Photo by Erin Kincheloe
A hot dog condiment bar
Nostalgic and unfussy, hot dogs are an instant crowd pleaser, and among our favorite Twin Cities Cheap Eats. Plus, they’re hopelessly easy on the host—just cook up some dogs and offer a smorgasbord of local toppings so guests can gussy to their liking.
Nathan Beck, who runs the hot dog cart Natedogs, and whose easy Carolina Slaw recipe appears below, knows what we’re talking about: “Hot dogs really embody the nostalgic feeling you get when you eat your favorite foods.”
Hot dog condiments to try: (beyond the ketchup and mustard of your Minnesota youth):
- Sliced tomato
- Diced onion, white or green—raw, or, as Beck suggests, sauté the onions in butter and pair with a sweet/spicy mustard. Beck has his own Honey-Spiced mustard: it will be available at the Golden Fig,Electric Fetus, and GrassRoots Cooperative again this fall.
- Pickle spears
- Chili (vegetarian or meat-laden)
- Sliced jalapeño
- Creamy horseradish
- Cheese, cheese, cheese
Hot dog condiments from the experts at Surdyk’s:
- Mother-in-Law’s Kimchi Gochujang: A fermented chile paste—the most popular pantry staple in Korea.
- Mr. Fuzz's Nuclear Nectar: A habanero hot sauce produced in Minneapolis.
- Mustard and Co. Mustards: Mustard and curry together = genius.
- Natedogs Carolina Slaw (recipe below)
As for those dogs, according to Beck:
- Buy a quality, skin-on hot dog.

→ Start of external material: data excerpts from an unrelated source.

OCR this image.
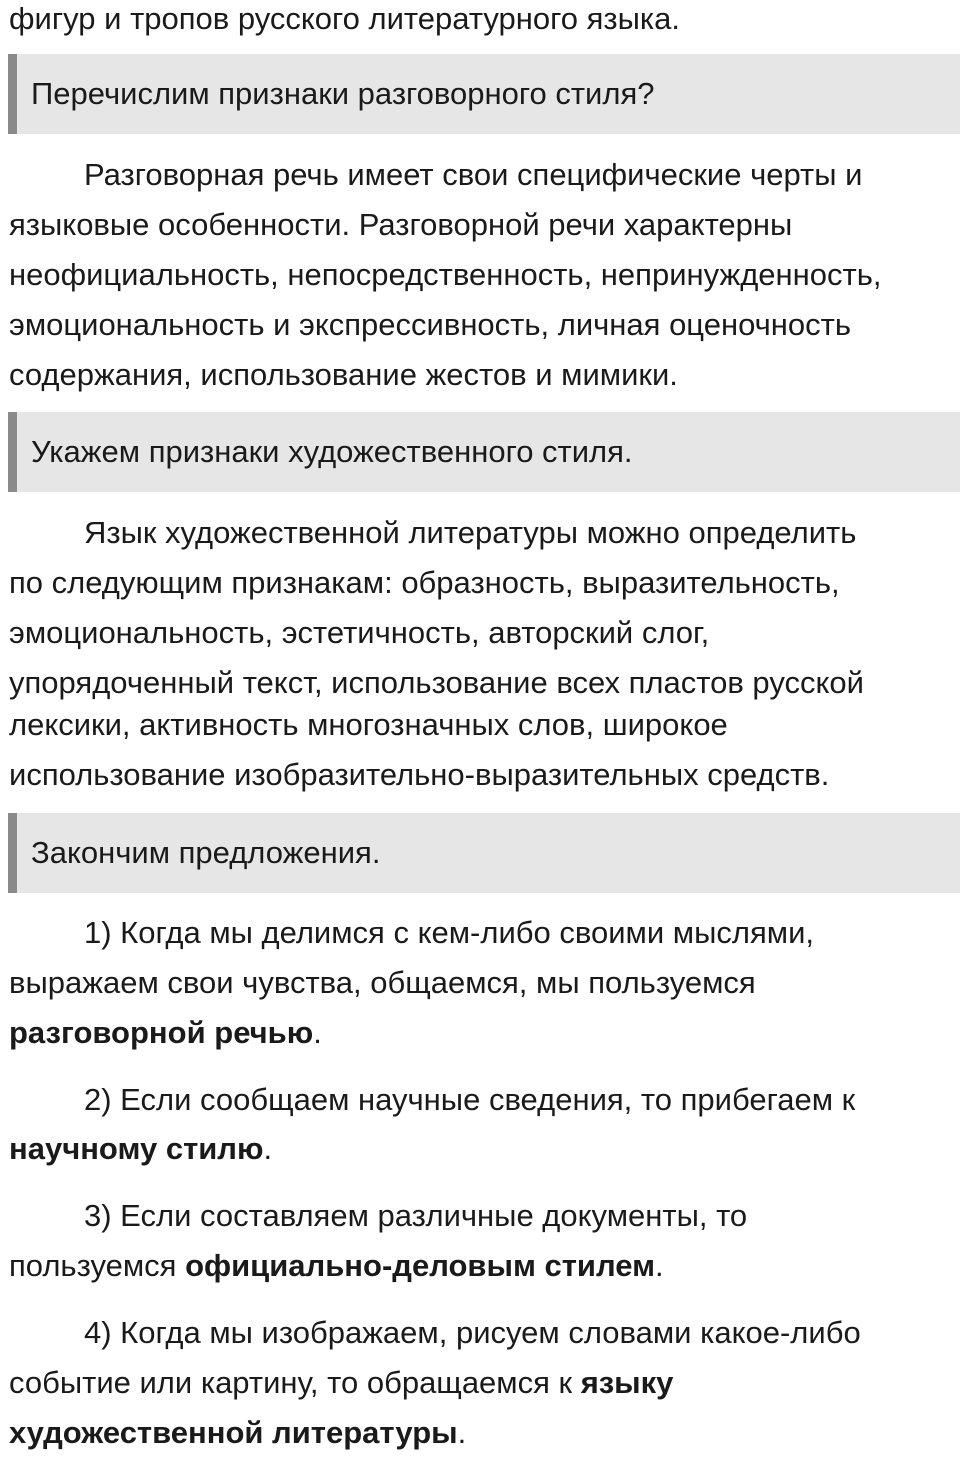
фигур и тропов русского литературного языка.
Перечислим признаки разговорного стиля?
Разговорная речь имеет свои специфические черты и
языковые особенности. Разговорной речи характерны
неофициальность, непосредственность, непринужденность,
эмоциональность и экспрессивность, личная оценочность
содержания, использование жестов и мимики.
Укажем признаки художественного стиля.
Язык художественной литературы можно определить
по следующим признакам: образность, выразительность,
эмоциональность, эстетичность, авторский слог,
упорядоченный текст, использование всех пластов русской
лексики, активность многозначных слов, широкое
использование изобразительно-выразительных средств.
Закончим предложения.
1) Когда мы делимся с кем-либо своими мыслями,
выражаем свои чувства, общаемся, мы пользуемся
разговорной речью.
2) Если сообщаем научные сведения, то прибегаем к
научному стилю.
3) Если составляем различные документы, то
пользуемся официально-деловым стилем.
4) Когда мы изображаем, рисуем словами какое-либо
событие или картину, то обращаемся к языку
художественной литературы.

Check out your local butcher shop before a supermarket.
- For vegetarians: Bypass the store-bought, processed faux-meat and try a sausage from The Herbivorous Butcher—or really embrace the greens and fill your bun with seasonal vegetables.
NATEDOGS CAROLINA SLAW
by Nathan Beck
- 1 c. ketchup (Note: Nate doesn’t mind using ketchup in recipes, but he would never use it as a condiment.)
- 1/2 c. brown sugar
- 1/4 c. fresh cracked pepper (if possible use a spice grinder and avoid store bought ground pepper)
- 1/8 c. kosher salt
- 1/8-1/4 c. red chile flakes (to taste)
- 1 head each of red and green cabbage—finely shredded and packed into a food safe container (like a cambro or large Rubbermaid) with a tight lid.
- 3 c. cider vinegar
- Stir the ketchup, brown sugar, pepper, salt, and chile flakes until combined and then slowly whisk in the cider vinegar until everything has dissolved.
- Once dissolved, pour slowly over the cabbage until the cabbage is just covered (you will need to occasionally stop and re-whisk the liquid to make sure the pepper and salt doesn’t settle to the bottom of the bowl).
- Let sit at least overnight and up to two months in the fridge. The longer it sits, the better it gets!